Washington, D.C. – Today United States Trade Representative Ron Kirk announced that a World Trade Organization (WTO) dispute settlement panel found in favor of the United States in a dispute brought by China concerning antidumping (AD) and countervailing duty (CVD) measures applied by the U.S. Department of Commerce to a range of Chinese imports. The panel upheld the right of the United States to impose both antidumping duties – which respond to unfair pricing practices – and countervailing duties – which respond to government subsidies – on dumped and subsidized products from non-market economies such as China. China also challenged several other substantive and procedural aspects of Commerce’s CVD decisions, and the panel found in favor of the United States on the vast majority of these issues.
“This is a significant win for American workers and businesses affected by unfairly traded imports,” said Ambassador Kirk. “We are pleased that the panel recognized that the concurrent application of AD and CVD duties on subsidized Chinese goods to level the playing field for U.S. companies and workers is fully consistent with our WTO obligations. This case makes clear that the Obama Administration, including USTR and our colleagues at the Department of Commerce, will vigorously defend the application of our trade remedy laws.”
In September 2008, China initiated a WTO dispute settlement proceeding against the United States concerning AD and CVD measures on circular welded pipe (CWP), certain new pneumatic off-the-road tires (OTR), light-walled rectangular pipe and tube (LWR), and laminated woven sacks (LWS). China challenged the United States’ imposition of CVDs on unfairly subsidized products from non-market economies such as China, while also applying a non-market economy methodology in the AD investigations concerning the same products. In another challenge, China contested Commerce’s determination that certain Chinese state-owned enterprises (SOEs) and state-owned commercial banks (SOCBs) are “public bodies” that provide subsidies. China also contested Commerce’s choice of benchmarks to find the existence of a “benefit” and Commerce’s finding that certain subsidies were “specific” to a particular industry or region. In addition, China challenged procedural aspects of the determinations, including the use of “facts available” on the basis of shortcomings in information provided by the Chinese respondents and the time to respond to questionnaires issued by Commerce.
The WTO established a panel in January 2009 to hear this dispute, and the panel held meetings with the parties in July and November 2009.
The panel found in favor of the United States with respect to the vast majority of China’s claims.

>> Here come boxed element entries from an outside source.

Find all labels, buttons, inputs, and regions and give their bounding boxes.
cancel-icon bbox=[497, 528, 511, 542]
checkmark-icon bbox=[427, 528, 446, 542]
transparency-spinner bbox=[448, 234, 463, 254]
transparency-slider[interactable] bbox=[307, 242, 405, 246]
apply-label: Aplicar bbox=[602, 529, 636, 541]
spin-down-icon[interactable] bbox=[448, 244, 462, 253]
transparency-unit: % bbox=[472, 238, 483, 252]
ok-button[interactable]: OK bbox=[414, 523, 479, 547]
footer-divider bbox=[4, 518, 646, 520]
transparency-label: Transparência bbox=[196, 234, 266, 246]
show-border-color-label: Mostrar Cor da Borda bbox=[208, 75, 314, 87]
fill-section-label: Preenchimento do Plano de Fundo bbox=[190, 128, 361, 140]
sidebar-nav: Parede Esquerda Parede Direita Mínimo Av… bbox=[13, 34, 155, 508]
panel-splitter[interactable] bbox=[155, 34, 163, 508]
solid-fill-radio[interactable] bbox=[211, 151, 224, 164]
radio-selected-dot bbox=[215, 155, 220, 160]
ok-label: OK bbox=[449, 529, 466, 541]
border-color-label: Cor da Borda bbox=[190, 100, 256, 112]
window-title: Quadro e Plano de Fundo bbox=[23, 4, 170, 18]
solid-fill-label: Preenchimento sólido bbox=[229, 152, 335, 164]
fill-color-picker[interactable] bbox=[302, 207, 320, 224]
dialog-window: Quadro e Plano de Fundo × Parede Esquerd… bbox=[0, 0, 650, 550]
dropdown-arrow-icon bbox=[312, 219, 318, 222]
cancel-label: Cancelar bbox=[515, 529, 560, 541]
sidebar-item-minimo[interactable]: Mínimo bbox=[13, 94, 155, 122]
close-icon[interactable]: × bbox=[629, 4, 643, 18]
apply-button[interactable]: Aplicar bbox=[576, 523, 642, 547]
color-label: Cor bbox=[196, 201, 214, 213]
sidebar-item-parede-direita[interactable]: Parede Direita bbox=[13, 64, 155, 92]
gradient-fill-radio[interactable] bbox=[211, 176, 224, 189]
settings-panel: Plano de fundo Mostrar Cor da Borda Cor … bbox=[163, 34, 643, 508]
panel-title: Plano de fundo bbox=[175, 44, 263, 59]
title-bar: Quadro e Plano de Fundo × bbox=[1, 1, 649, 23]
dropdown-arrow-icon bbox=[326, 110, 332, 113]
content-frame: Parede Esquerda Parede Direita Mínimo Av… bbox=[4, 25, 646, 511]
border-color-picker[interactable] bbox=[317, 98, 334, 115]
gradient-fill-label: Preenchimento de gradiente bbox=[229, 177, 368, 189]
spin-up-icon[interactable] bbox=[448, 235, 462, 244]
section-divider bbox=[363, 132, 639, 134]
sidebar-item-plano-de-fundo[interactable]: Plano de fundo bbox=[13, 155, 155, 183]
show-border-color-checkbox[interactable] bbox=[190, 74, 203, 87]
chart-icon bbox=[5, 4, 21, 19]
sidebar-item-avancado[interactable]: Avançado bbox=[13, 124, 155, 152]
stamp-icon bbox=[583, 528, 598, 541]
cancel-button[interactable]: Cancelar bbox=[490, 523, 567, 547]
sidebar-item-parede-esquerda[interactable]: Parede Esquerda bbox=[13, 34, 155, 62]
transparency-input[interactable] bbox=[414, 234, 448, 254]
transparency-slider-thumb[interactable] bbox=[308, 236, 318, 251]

Most notably, the panel found in favor of the United States with respect to China’s challenges to:
• Commerce’s use of its non-market economy AD methodology to calculate and impose AD duties concurrently with the imposition of CVDs on the same Chinese imports;
• Commerce’s finding that the SOEs and SOCBs at issue are public bodies that provide subsidies;
• Commerce’s finding that lending by SOCBs in the OTR investigation was specific;
• Commerce’s decision not to perform a pass-through analysis of subsidies or to “offset” the “positive” and “negative” amounts of subsidies found in the OTR investigation;
• Commerce’s choice of benchmarks for certain inputs – including benchmarks outside of China – in the CWP, LWR, and LWS investigations;
• Commerce’s choice of benchmarks to calculate the benefit from government-provided land-use rights in China in the LWS and OTR investigations;
• Commerce’s choice of interest rate benchmarks to calculate the benefit from loans from SOCBs in the CWP, LWS and OTR investigations; and
• The amount of time that Commerce provides parties to respond to questionnaires.
The panel found in favor of China with respect to China’s challenges to:
• Commerce’s regional specificity determination regarding government land-use rights in the LWS investigation;
• Commerce’s calculation of the existence and amount of benefit from the purchase of SOE-produced inputs and the benefit of certain loans from SOCBs in the OTR investigation; and
• Commerce’s use of “facts available” to determine the amount of an SOE-produced input purchased from trading company suppliers in the LWR and CWP investigations.
Both sides have the right to appeal the decision to the WTO Appellate Body within 60 days.